New “Inspector General” Positions Could Root Out Corruption in Ohio County Governments
Lawmakers are considering a plan to establish a county inspector general system in Ohio, with the hopes of rooting out corruption, theft and other administrative problems in local governments.
Ohio currently has a state inspector general’s office, which conducts investigations of state entities. House Bill 311, sponsored by Rep. Dave Greenspan, R-Westlake, would allow for inspector general work at the county level. Greenspan is a former Cuyahoga County councilman who helped to establish an inspector general position there. He now advocates for there to be an inspector general role in the other 87 counties in Ohio.

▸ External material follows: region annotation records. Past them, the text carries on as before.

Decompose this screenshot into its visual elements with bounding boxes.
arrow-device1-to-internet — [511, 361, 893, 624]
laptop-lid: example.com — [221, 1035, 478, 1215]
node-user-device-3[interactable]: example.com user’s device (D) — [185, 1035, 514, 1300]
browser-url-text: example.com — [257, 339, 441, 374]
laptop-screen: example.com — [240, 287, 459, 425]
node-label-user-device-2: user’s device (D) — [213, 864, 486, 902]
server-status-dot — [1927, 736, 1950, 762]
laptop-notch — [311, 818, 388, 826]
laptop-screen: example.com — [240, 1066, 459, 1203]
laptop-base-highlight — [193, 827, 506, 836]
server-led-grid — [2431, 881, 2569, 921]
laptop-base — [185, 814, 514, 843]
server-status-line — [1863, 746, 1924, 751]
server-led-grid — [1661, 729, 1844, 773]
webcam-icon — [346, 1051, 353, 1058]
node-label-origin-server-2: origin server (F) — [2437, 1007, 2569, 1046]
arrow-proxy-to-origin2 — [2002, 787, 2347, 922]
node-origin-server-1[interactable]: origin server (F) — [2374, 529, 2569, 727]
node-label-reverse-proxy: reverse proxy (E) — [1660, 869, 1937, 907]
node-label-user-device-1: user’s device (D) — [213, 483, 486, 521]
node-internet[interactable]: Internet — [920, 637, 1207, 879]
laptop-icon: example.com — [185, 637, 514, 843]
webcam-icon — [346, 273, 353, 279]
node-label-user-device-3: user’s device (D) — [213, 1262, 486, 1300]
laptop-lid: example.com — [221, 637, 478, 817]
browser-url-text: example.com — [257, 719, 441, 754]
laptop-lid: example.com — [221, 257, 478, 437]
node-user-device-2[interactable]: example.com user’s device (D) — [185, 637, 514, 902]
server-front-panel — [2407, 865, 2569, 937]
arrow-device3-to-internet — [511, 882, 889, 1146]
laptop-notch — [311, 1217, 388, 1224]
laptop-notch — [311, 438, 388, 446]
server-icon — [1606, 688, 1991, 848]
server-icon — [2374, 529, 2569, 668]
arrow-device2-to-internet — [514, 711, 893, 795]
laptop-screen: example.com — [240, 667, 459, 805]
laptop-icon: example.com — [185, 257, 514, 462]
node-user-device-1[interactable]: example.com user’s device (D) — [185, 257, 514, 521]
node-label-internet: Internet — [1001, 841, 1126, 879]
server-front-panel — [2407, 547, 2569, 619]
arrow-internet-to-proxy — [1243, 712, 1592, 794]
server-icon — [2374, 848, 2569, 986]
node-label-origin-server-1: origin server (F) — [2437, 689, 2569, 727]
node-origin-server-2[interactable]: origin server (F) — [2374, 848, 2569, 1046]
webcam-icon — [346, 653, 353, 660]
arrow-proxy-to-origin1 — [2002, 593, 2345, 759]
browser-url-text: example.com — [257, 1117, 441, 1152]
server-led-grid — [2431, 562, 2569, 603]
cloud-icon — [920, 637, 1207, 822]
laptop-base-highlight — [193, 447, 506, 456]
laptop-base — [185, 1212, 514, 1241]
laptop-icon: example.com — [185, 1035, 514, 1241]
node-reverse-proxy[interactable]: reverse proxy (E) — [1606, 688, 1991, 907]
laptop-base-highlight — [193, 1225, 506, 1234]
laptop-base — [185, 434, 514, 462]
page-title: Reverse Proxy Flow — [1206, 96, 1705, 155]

Greenspan has been tinkering with the bill since introducing it last year. There are still questions as to what jurisdiction a county inspector general would follow, and the extent to which their work would have to comply with public records law. Seeing a need for independent investigators at the county level, Greenspan said he’s worked to craft the best program that would serve Ohio residents.
How it might work
If approved by the Ohio General Assembly, this new program would give counties flexibility for how they might approach bringing in a county inspector general (CIG).
Essentially, there would be two main options. A county could choose to establish a full-time CIG role, bearing the additional costs to fund the new office. Or, a county could choose to contract with the state office on a case-by-case basis if the need for an investigation arises; the county and state would then share in the cost of an investigation together.
What sorts of things might a CIG investigate? Under Greenspan’s latest draft of the bill, CIGs would look into criminal or administrative wrongdoing conducted by an official who is overseen by the county commissioners. An example could be the misappropriation of county money by a public employee.
This jurisdiction would leave out a variety of other entities, from school districts and land banks to county farm bureaus. A county board of elections, as another example, would not fall under a CIG’s purview. Though an elections office may receive county funding, it is primarily overseen by the Ohio Secretary of State.
The key component for any inspector general is independence. Under HB 311, the county commissioners have the power to establish and fund a CIG position. They would not, however, have much involvement with the CIG after that point. The bill would also create a new state commission tasked with hiring and overseeing the various CIGs around Ohio.
As Greenspan has pointed out, local officials should not be in charge of hiring a CIG, as they may end up being the subject of a later investigation themselves.
State IG supports this effort
State Inspector General Randall Meyer offered some perspective about his office’s work in testimony last Wednesday to the House State and Local Government committee.
Meyer noted his office of eight investigators look into allegations of wrongdoing of state agencies, boards, commissions and anyone else conducting business with the state of Ohio. His office does not have jurisdiction to investigate anything at the county level, though that could change with the passage of HB 311.
An inspector general does not have prosecutorial authority. Instead, an IG conducts its work and then passes along information to other agencies with that authority. Meyer said it is important his investigators work closely with such agencies so that there are no “duplicative” efforts.
In fact, Meyer said, law enforcement agencies often welcome his office’s assistance because it has unique authority that those agencies do not have. As an example, IG investigators have authority to access any state building and record without a search warrant.
The only other inspector general in Ohio was also present last Wednesday to shed light on his work. Mark Griffin has been the Cuyahoga County Inspector General since 2015.
“My office lives on tips,” Griffin said, describing that he too works regularly alongside law enforcement agencies.
He said good working relationships with the state auditor’s office, the U.S. Marshall’s and the Cuyahoga County Prosecutor’s Office has allowed his office to conduct meaningful investigations.
IG work: public or private?
Rep. Jason Stephens, R-Kitts Hill, a former county official from Southern Ohio, said last Wednesday he can see the value in creating a CIG role. From his own experience as a county commissioner, he described that local prosecutors are oftentimes too busy with their regular work to be able to investigate government wrongdoing.
Stephens mentioned concerns related to public records and whether or not a CIG’s work could be kept private.
If county commissioners vote in public to have a specific official investigated, that could lead to unintended consequences.
“When the light is on them they may work to cover their tracks,” Stephens said, adding that the work should be “discreetly handled.”
It was suggested that county commissioners could discuss an impending investigation in private executive session. A subsequent resolution to contract with the state inspector general’s office could be worded generally without identifying the subject at hand.
Records are generally kept private while an investigation is carried out, and are made public only at the conclusion of an IG’s work.
Greenspan said he is concerned about damaging an official’s reputation if an investigation is levied against them but uncovers no wrongdoing. He wondered if a report could be kept private afterward if it turns up empty; such a provision could spur a public records dispute if enacted into law.
The point, Greenspan said in his initial testimony last year, was to not allow for “witchhunts.”
“If there’s nothing there,” he said, “there’s nothing there.”